So for my question for the pixel is if there is any Manual settings baked into the phone or if I should just go with an app. Or just all together drop the want for manual settings on phones and trust the auto on the pixel or V30
I owned a V30 for close to three weeks and I was all up in the camera's business the entire time... because that was really my only concern about the phone.
And I came away pretty disappointed. As you mentioned, the V30's processing is not just a problem, it's sort of a fatal flaw... at least for me. In good lighting, it does extremely well. It doesn't have to reduce noise or clean up much, so it basically can lean on the fact that it has a higher resolution sensor to provide excellent pictures. But when those pesky photons become a little bit harder to come by, well... the thing sort of falls flat on its face. Noise reduction and sharpening is done with a sledgehammer... I took a bunch of pictures of my kids and the quality was horrid... they all looked like I had used a camera from a phone from 4 years ago... skin tones obliterated and everything was soft and fuzzy. Inside, I rarely, if ever, got a shot I would consider usable... nevermind good.

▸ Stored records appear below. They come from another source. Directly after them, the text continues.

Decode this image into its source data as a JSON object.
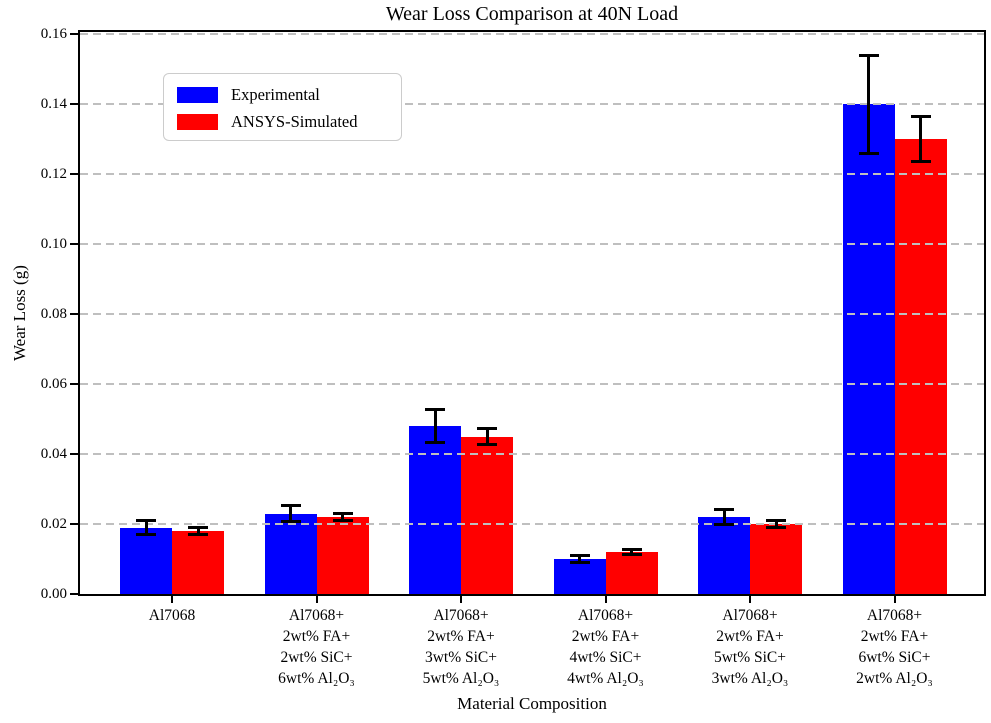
{
  "chart_data": {
    "type": "bar",
    "title": "Wear Loss Comparison at 40N Load",
    "xlabel": "Material Composition",
    "ylabel": "Wear Loss (g)",
    "ylim": [
      0,
      0.1617
    ],
    "yticks": [
      0,
      0.02,
      0.04,
      0.06,
      0.08,
      0.1,
      0.12,
      0.14,
      0.16
    ],
    "ytick_labels": [
      "0.00",
      "0.02",
      "0.04",
      "0.06",
      "0.08",
      "0.10",
      "0.12",
      "0.14",
      "0.16"
    ],
    "grid": {
      "axis": "y",
      "style": "dashed",
      "color": "#bfbfbf",
      "above_bars": true
    },
    "legend": {
      "position": "upper left",
      "items": [
        {
          "label": "Experimental",
          "color": "#0000ff"
        },
        {
          "label": "ANSYS-Simulated",
          "color": "#ff0000"
        }
      ]
    },
    "categories": [
      [
        "Al7068"
      ],
      [
        "Al7068+",
        "2wt% FA+",
        "2wt% SiC+",
        "6wt% Al₂O₃"
      ],
      [
        "Al7068+",
        "2wt% FA+",
        "3wt% SiC+",
        "5wt% Al₂O₃"
      ],
      [
        "Al7068+",
        "2wt% FA+",
        "4wt% SiC+",
        "4wt% Al₂O₃"
      ],
      [
        "Al7068+",
        "2wt% FA+",
        "5wt% SiC+",
        "3wt% Al₂O₃"
      ],
      [
        "Al7068+",
        "2wt% FA+",
        "6wt% SiC+",
        "2wt% Al₂O₃"
      ]
    ],
    "series": [
      {
        "name": "Experimental",
        "color": "#0000ff",
        "values": [
          0.019,
          0.023,
          0.048,
          0.01,
          0.022,
          0.14
        ],
        "errors": [
          0.0019,
          0.0023,
          0.0048,
          0.001,
          0.0022,
          0.014
        ]
      },
      {
        "name": "ANSYS-Simulated",
        "color": "#ff0000",
        "values": [
          0.018,
          0.022,
          0.045,
          0.012,
          0.02,
          0.13
        ],
        "errors": [
          0.0009,
          0.0011,
          0.0023,
          0.0006,
          0.001,
          0.0065
        ]
      }
    ]
  }
}
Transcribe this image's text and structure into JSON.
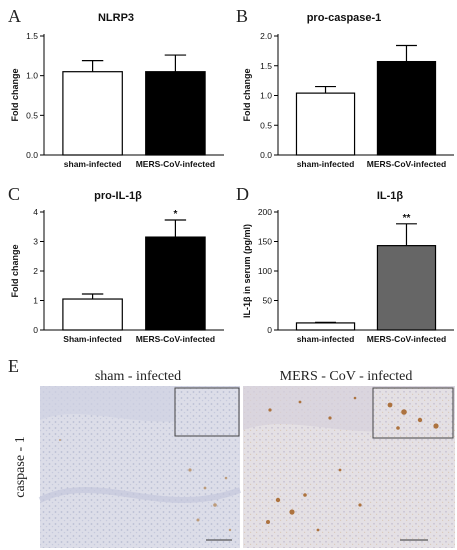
{
  "chart_data": [
    {
      "panel": "A",
      "type": "bar",
      "title": "NLRP3",
      "ylabel": "Fold change",
      "categories": [
        "sham-infected",
        "MERS-CoV-infected"
      ],
      "values": [
        1.05,
        1.05
      ],
      "errors": [
        0.14,
        0.21
      ],
      "fills": [
        "#ffffff",
        "#000000"
      ],
      "ylim": [
        0,
        1.5
      ],
      "yticks": [
        "0.0",
        "0.5",
        "1.0",
        "1.5"
      ],
      "significance": [
        "",
        ""
      ]
    },
    {
      "panel": "B",
      "type": "bar",
      "title": "pro-caspase-1",
      "ylabel": "Fold change",
      "categories": [
        "sham-infected",
        "MERS-CoV-infected"
      ],
      "values": [
        1.04,
        1.57
      ],
      "errors": [
        0.11,
        0.27
      ],
      "fills": [
        "#ffffff",
        "#000000"
      ],
      "ylim": [
        0,
        2.0
      ],
      "yticks": [
        "0.0",
        "0.5",
        "1.0",
        "1.5",
        "2.0"
      ],
      "significance": [
        "",
        ""
      ]
    },
    {
      "panel": "C",
      "type": "bar",
      "title": "pro-IL-1β",
      "ylabel": "Fold change",
      "categories": [
        "Sham-infected",
        "MERS-CoV-infected"
      ],
      "values": [
        1.05,
        3.15
      ],
      "errors": [
        0.17,
        0.58
      ],
      "fills": [
        "#ffffff",
        "#000000"
      ],
      "ylim": [
        0,
        4
      ],
      "yticks": [
        "0",
        "1",
        "2",
        "3",
        "4"
      ],
      "significance": [
        "",
        "*"
      ]
    },
    {
      "panel": "D",
      "type": "bar",
      "title": "IL-1β",
      "ylabel": "IL-1β  in serum (pg/ml)",
      "categories": [
        "sham-infected",
        "MERS-CoV-infected"
      ],
      "values": [
        12,
        143
      ],
      "errors": [
        1,
        37
      ],
      "fills": [
        "#ffffff",
        "#666666"
      ],
      "ylim": [
        0,
        200
      ],
      "yticks": [
        "0",
        "50",
        "100",
        "150",
        "200"
      ],
      "significance": [
        "",
        "**"
      ]
    }
  ],
  "panel_e": {
    "letter": "E",
    "row_label": "caspase - 1",
    "images": [
      {
        "label": "sham - infected"
      },
      {
        "label": "MERS - CoV - infected"
      }
    ]
  }
}
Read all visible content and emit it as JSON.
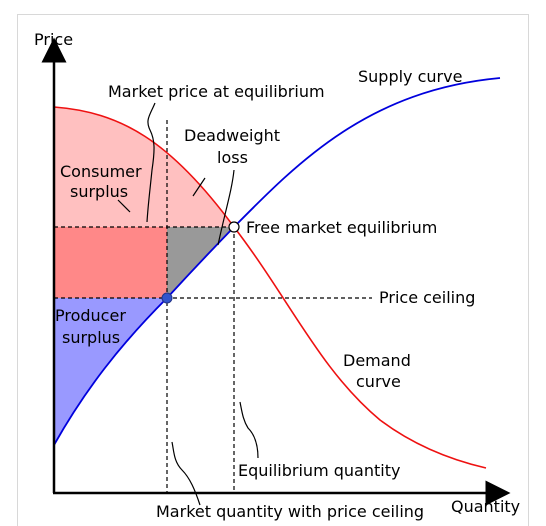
{
  "axes": {
    "y_label": "Price",
    "x_label": "Quantity"
  },
  "labels": {
    "supply_curve": "Supply curve",
    "demand_curve_line1": "Demand",
    "demand_curve_line2": "curve",
    "market_price": "Market price at equilibrium",
    "deadweight_line1": "Deadweight",
    "deadweight_line2": "loss",
    "consumer_line1": "Consumer",
    "consumer_line2": "surplus",
    "producer_line1": "Producer",
    "producer_line2": "surplus",
    "free_market_eq": "Free market equilibrium",
    "price_ceiling": "Price ceiling",
    "equilibrium_quantity": "Equilibrium quantity",
    "market_quantity_ceiling": "Market quantity with price ceiling"
  },
  "colors": {
    "supply": "#0000dd",
    "demand": "#ee1111",
    "consumer_light": "#ffc0c0",
    "consumer_dark": "#ff8888",
    "producer": "#9999ff",
    "deadweight": "#999999",
    "dashed": "#000000"
  }
}
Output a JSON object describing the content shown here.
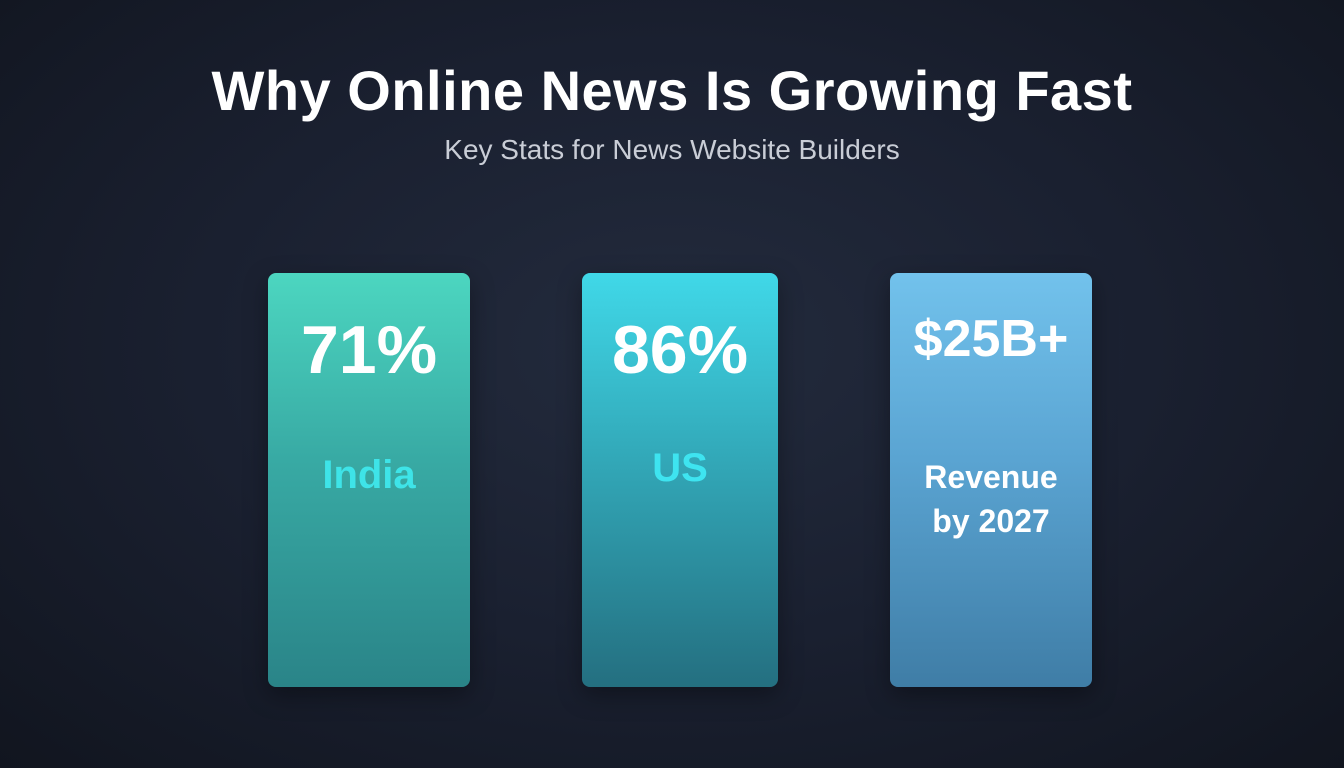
{
  "header": {
    "title": "Why Online News Is Growing Fast",
    "subtitle": "Key Stats for News Website Builders"
  },
  "cards": [
    {
      "value": "71%",
      "label": "India"
    },
    {
      "value": "86%",
      "label": "US"
    },
    {
      "value": "$25B+",
      "label": "Revenue by 2027"
    }
  ]
}
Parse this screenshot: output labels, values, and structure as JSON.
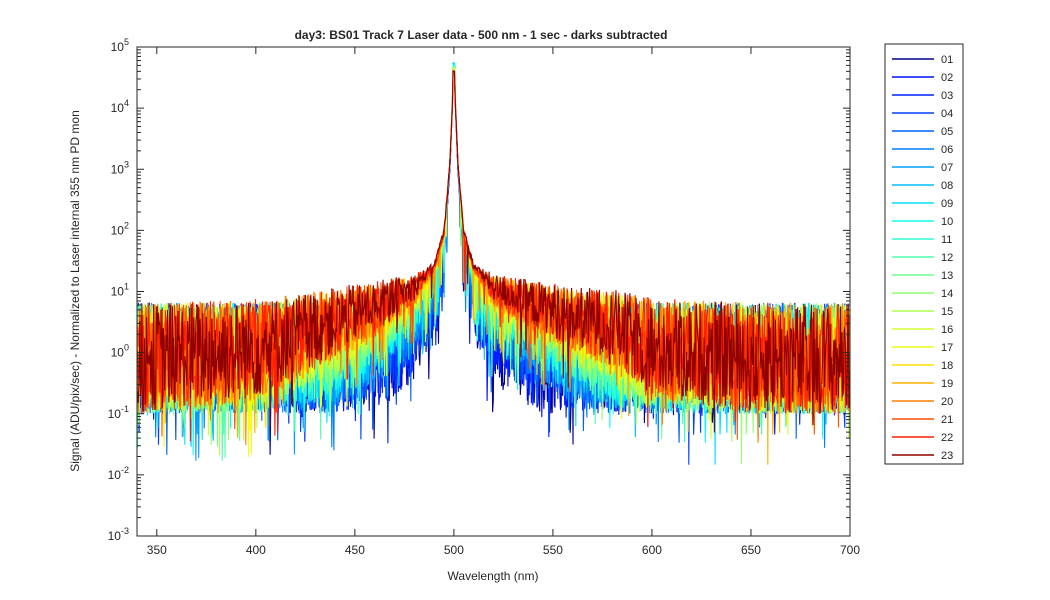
{
  "chart_data": {
    "type": "line",
    "title": "day3: BS01  Track 7 Laser data - 500 nm - 1 sec - darks subtracted",
    "xlabel": "Wavelength (nm)",
    "ylabel": "Signal (ADU/pix/sec) - Normalized to Laser internal 355 nm PD mon",
    "xlim": [
      340,
      700
    ],
    "ylim": [
      0.001,
      100000
    ],
    "yscale": "log",
    "grid": false,
    "legend_position": "outside-right",
    "x_ticks": [
      "350",
      "400",
      "450",
      "500",
      "550",
      "600",
      "650",
      "700"
    ],
    "y_tick_exponents": [
      "-3",
      "-2",
      "-1",
      "0",
      "1",
      "2",
      "3",
      "4",
      "5"
    ],
    "y_tick_base": "10",
    "peak": {
      "x": 500,
      "y_range": [
        40000,
        55000
      ]
    },
    "profile_x": [
      340,
      400,
      440,
      460,
      480,
      490,
      495,
      498,
      500,
      502,
      505,
      510,
      520,
      540,
      560,
      580,
      600,
      650,
      700
    ],
    "series": [
      {
        "name": "01",
        "color": "#00008F",
        "peak": 50000,
        "profile_y": [
          1,
          1,
          1,
          1,
          2,
          6,
          40,
          1000,
          50000,
          1000,
          40,
          6,
          2,
          1,
          1,
          1,
          1,
          1,
          1
        ]
      },
      {
        "name": "02",
        "color": "#0010FF",
        "peak": 50000,
        "profile_y": [
          1,
          1,
          1,
          1,
          2.2,
          6.5,
          42,
          1000,
          50000,
          1000,
          42,
          6.5,
          2.2,
          1.1,
          1,
          1,
          1,
          1,
          1
        ]
      },
      {
        "name": "03",
        "color": "#0020FF",
        "peak": 50000,
        "profile_y": [
          1,
          1,
          1,
          1.1,
          2.5,
          7,
          45,
          1100,
          50000,
          1100,
          45,
          7,
          2.5,
          1.3,
          1,
          1,
          1,
          1,
          1
        ]
      },
      {
        "name": "04",
        "color": "#0040FF",
        "peak": 51000,
        "profile_y": [
          1,
          1,
          1,
          1.2,
          3,
          8,
          48,
          1100,
          51000,
          1100,
          48,
          8,
          3,
          1.5,
          1.1,
          1,
          1,
          1,
          1
        ]
      },
      {
        "name": "05",
        "color": "#0060FF",
        "peak": 51000,
        "profile_y": [
          1,
          1,
          1,
          1.4,
          3.5,
          9,
          50,
          1150,
          51000,
          1150,
          50,
          9,
          3.5,
          1.8,
          1.2,
          1,
          1,
          1,
          1
        ]
      },
      {
        "name": "06",
        "color": "#0080FF",
        "peak": 52000,
        "profile_y": [
          1,
          1,
          1,
          1.6,
          4,
          10,
          52,
          1200,
          52000,
          1200,
          52,
          10,
          4,
          2,
          1.3,
          1,
          1,
          1,
          1
        ]
      },
      {
        "name": "07",
        "color": "#00A0FF",
        "peak": 53000,
        "profile_y": [
          1,
          1,
          1.1,
          1.8,
          4.5,
          11,
          55,
          1200,
          53000,
          1200,
          55,
          11,
          4.5,
          2.3,
          1.4,
          1,
          1,
          1,
          1
        ]
      },
      {
        "name": "08",
        "color": "#00C0FF",
        "peak": 55000,
        "profile_y": [
          1,
          1,
          1.2,
          2,
          5,
          12,
          58,
          1250,
          55000,
          1250,
          58,
          12,
          5,
          2.6,
          1.5,
          1.1,
          1,
          1,
          1
        ]
      },
      {
        "name": "09",
        "color": "#00E0FF",
        "peak": 54000,
        "profile_y": [
          1,
          1,
          1.3,
          2.2,
          5.5,
          13,
          60,
          1250,
          54000,
          1250,
          60,
          13,
          5.5,
          2.9,
          1.6,
          1.1,
          1,
          1,
          1
        ]
      },
      {
        "name": "10",
        "color": "#10FFEF",
        "peak": 52000,
        "profile_y": [
          1,
          1,
          1.4,
          2.5,
          6,
          14,
          62,
          1300,
          52000,
          1300,
          62,
          14,
          6,
          3.2,
          1.8,
          1.2,
          1,
          1,
          1
        ]
      },
      {
        "name": "11",
        "color": "#30FFCF",
        "peak": 50000,
        "profile_y": [
          1,
          1,
          1.5,
          2.8,
          6.5,
          15,
          65,
          1300,
          50000,
          1300,
          65,
          15,
          6.5,
          3.5,
          2,
          1.3,
          1,
          1,
          1
        ]
      },
      {
        "name": "12",
        "color": "#50FFAF",
        "peak": 48000,
        "profile_y": [
          1,
          1,
          1.6,
          3,
          7,
          16,
          68,
          1300,
          48000,
          1300,
          68,
          16,
          7,
          3.8,
          2.2,
          1.4,
          1,
          1,
          1
        ]
      },
      {
        "name": "13",
        "color": "#70FF8F",
        "peak": 47000,
        "profile_y": [
          1,
          1,
          1.8,
          3.3,
          7.5,
          17,
          70,
          1300,
          47000,
          1300,
          70,
          17,
          7.5,
          4.1,
          2.4,
          1.5,
          1,
          1,
          1
        ]
      },
      {
        "name": "14",
        "color": "#90FF6F",
        "peak": 46000,
        "profile_y": [
          1,
          1,
          2,
          3.6,
          8,
          18,
          72,
          1300,
          46000,
          1300,
          72,
          18,
          8,
          4.4,
          2.6,
          1.6,
          1.1,
          1,
          1
        ]
      },
      {
        "name": "15",
        "color": "#AFFF50",
        "peak": 45000,
        "profile_y": [
          1,
          1,
          2.2,
          4,
          8.5,
          19,
          75,
          1300,
          45000,
          1300,
          75,
          19,
          8.5,
          4.7,
          2.8,
          1.8,
          1.1,
          1,
          1
        ]
      },
      {
        "name": "16",
        "color": "#CFFF30",
        "peak": 44000,
        "profile_y": [
          1,
          1.1,
          2.4,
          4.3,
          9,
          20,
          78,
          1300,
          44000,
          1300,
          78,
          20,
          9,
          5,
          3,
          2,
          1.2,
          1,
          1
        ]
      },
      {
        "name": "17",
        "color": "#EFFF10",
        "peak": 43000,
        "profile_y": [
          1,
          1.1,
          2.6,
          4.6,
          9.5,
          21,
          80,
          1300,
          43000,
          1300,
          80,
          21,
          9.5,
          5.3,
          3.2,
          2.2,
          1.3,
          1,
          1
        ]
      },
      {
        "name": "18",
        "color": "#FFE000",
        "peak": 42000,
        "profile_y": [
          1,
          1.2,
          2.8,
          5,
          10,
          22,
          82,
          1300,
          42000,
          1300,
          82,
          22,
          10,
          5.6,
          3.4,
          2.4,
          1.3,
          1,
          1
        ]
      },
      {
        "name": "19",
        "color": "#FFB000",
        "peak": 41000,
        "profile_y": [
          1,
          1.2,
          3,
          5.3,
          10.5,
          23,
          85,
          1300,
          41000,
          1300,
          85,
          23,
          10.5,
          5.9,
          3.6,
          2.6,
          1.4,
          1,
          1
        ]
      },
      {
        "name": "20",
        "color": "#FF8000",
        "peak": 40000,
        "profile_y": [
          1,
          1.3,
          3.2,
          5.6,
          11,
          24,
          88,
          1300,
          40000,
          1300,
          88,
          24,
          11,
          6.2,
          3.8,
          2.8,
          1.4,
          1,
          1
        ]
      },
      {
        "name": "21",
        "color": "#FF5000",
        "peak": 40000,
        "profile_y": [
          1,
          1.3,
          3.4,
          6,
          11.5,
          25,
          90,
          1300,
          40000,
          1300,
          90,
          25,
          11.5,
          6.5,
          4,
          3,
          1.5,
          1,
          1
        ]
      },
      {
        "name": "22",
        "color": "#FF2000",
        "peak": 40000,
        "profile_y": [
          1,
          1.4,
          3.6,
          6.3,
          12,
          26,
          92,
          1300,
          40000,
          1300,
          92,
          26,
          12,
          6.8,
          4.2,
          3.2,
          1.5,
          1,
          1
        ]
      },
      {
        "name": "23",
        "color": "#8F0000",
        "peak": 40000,
        "profile_y": [
          1,
          1.4,
          3.8,
          6.6,
          12.5,
          27,
          95,
          1300,
          40000,
          1300,
          95,
          27,
          12.5,
          7,
          4.4,
          3.4,
          1.5,
          1,
          1
        ]
      }
    ]
  }
}
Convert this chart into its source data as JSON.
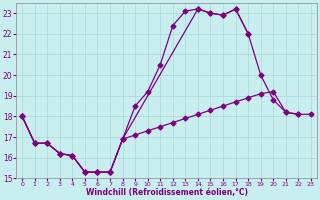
{
  "background_color": "#c8eef0",
  "line_color": "#800080",
  "grid_color": "#a8d8d8",
  "xlabel": "Windchill (Refroidissement éolien,°C)",
  "xlabel_color": "#800080",
  "xtick_color": "#800080",
  "ytick_color": "#800080",
  "xlim": [
    -0.5,
    23.5
  ],
  "ylim": [
    15,
    23.5
  ],
  "yticks": [
    15,
    16,
    17,
    18,
    19,
    20,
    21,
    22,
    23
  ],
  "xticks": [
    0,
    1,
    2,
    3,
    4,
    5,
    6,
    7,
    8,
    9,
    10,
    11,
    12,
    13,
    14,
    15,
    16,
    17,
    18,
    19,
    20,
    21,
    22,
    23
  ],
  "line1_x": [
    0,
    1,
    2,
    3,
    4,
    5,
    6,
    7,
    8,
    9,
    10,
    11,
    12,
    13,
    14,
    15,
    16,
    17,
    18
  ],
  "line1_y": [
    18.0,
    16.7,
    16.7,
    16.2,
    16.1,
    15.3,
    15.3,
    15.3,
    16.9,
    18.5,
    19.2,
    20.5,
    22.4,
    23.1,
    23.2,
    23.0,
    22.9,
    23.2,
    22.0
  ],
  "line2_x": [
    0,
    1,
    2,
    3,
    4,
    5,
    6,
    7,
    8,
    14,
    15,
    16,
    17,
    18,
    19,
    20,
    21,
    22
  ],
  "line2_y": [
    18.0,
    16.7,
    16.7,
    16.2,
    16.1,
    15.3,
    15.3,
    15.3,
    16.9,
    23.2,
    23.0,
    22.9,
    23.2,
    22.0,
    20.0,
    18.8,
    18.2,
    18.1
  ],
  "line3_x": [
    0,
    1,
    2,
    3,
    4,
    5,
    6,
    7,
    8,
    9,
    10,
    11,
    12,
    13,
    14,
    15,
    16,
    17,
    18,
    19,
    20,
    21,
    22,
    23
  ],
  "line3_y": [
    18.0,
    16.7,
    16.7,
    16.2,
    16.1,
    15.3,
    15.3,
    15.3,
    16.9,
    17.1,
    17.3,
    17.5,
    17.7,
    17.9,
    18.1,
    18.3,
    18.5,
    18.7,
    18.9,
    19.1,
    19.2,
    18.2,
    18.1,
    18.1
  ]
}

Now.. with regards to manual controls. Yes, the V30 gives users great manual control over the camera out of the box. But I don't really see that as something to boast about. To be honest, users NEED those manual controls to try to squeeze something good out of the thing under even slightly challenging conditions.. and even then, no level of exposure or ISO adjustment will compensate for what I consider to be inferior hardware. I've never heard a photographer be happy to hear that the next generation of their favorite camera went with a smaller sensor. When I am taking a picture of my son, the LAST thing I want to do is be forced to take a longer exposure.
The Pixel 2 only comes with a minimum of manual controls with the stock app. You get a little bit of exposure compensation.. a little brighter or a little darker, that's about it. But it doesn't need to. I've been a huge proponent of their HDR+ processing system for years now, ever since the first real opportunity to use HDR+ on my Nexus 5 at a vacation in Disney, when a Disney photographer was shocked that they got such a good night shot out of a phone. There is no better system at taking 'real' pictures... shots that look like an actual photograph, not a digitally processed representation of one.
The Pixel 2 (XL in my case) has the type of camera where you can pick it up and take a shot without fussing much at all, and you'll get a sharp, well focused picture that didn't blow out highlights or turn people's faces into oil paintings. If I really want to play with the settings and take something a little bit our of the ordinary, I can just use a good third party camera app. But I rarely do because I rarely NEED to... because you are going to be hard pressed to get a single shot to the same level of quality that HDR+ (up to) 12 exposures can yield.
So bright, dark, bright AND dark... I am going to get the best shot that I could really hope to get from a phone... with a single tap and zero thought.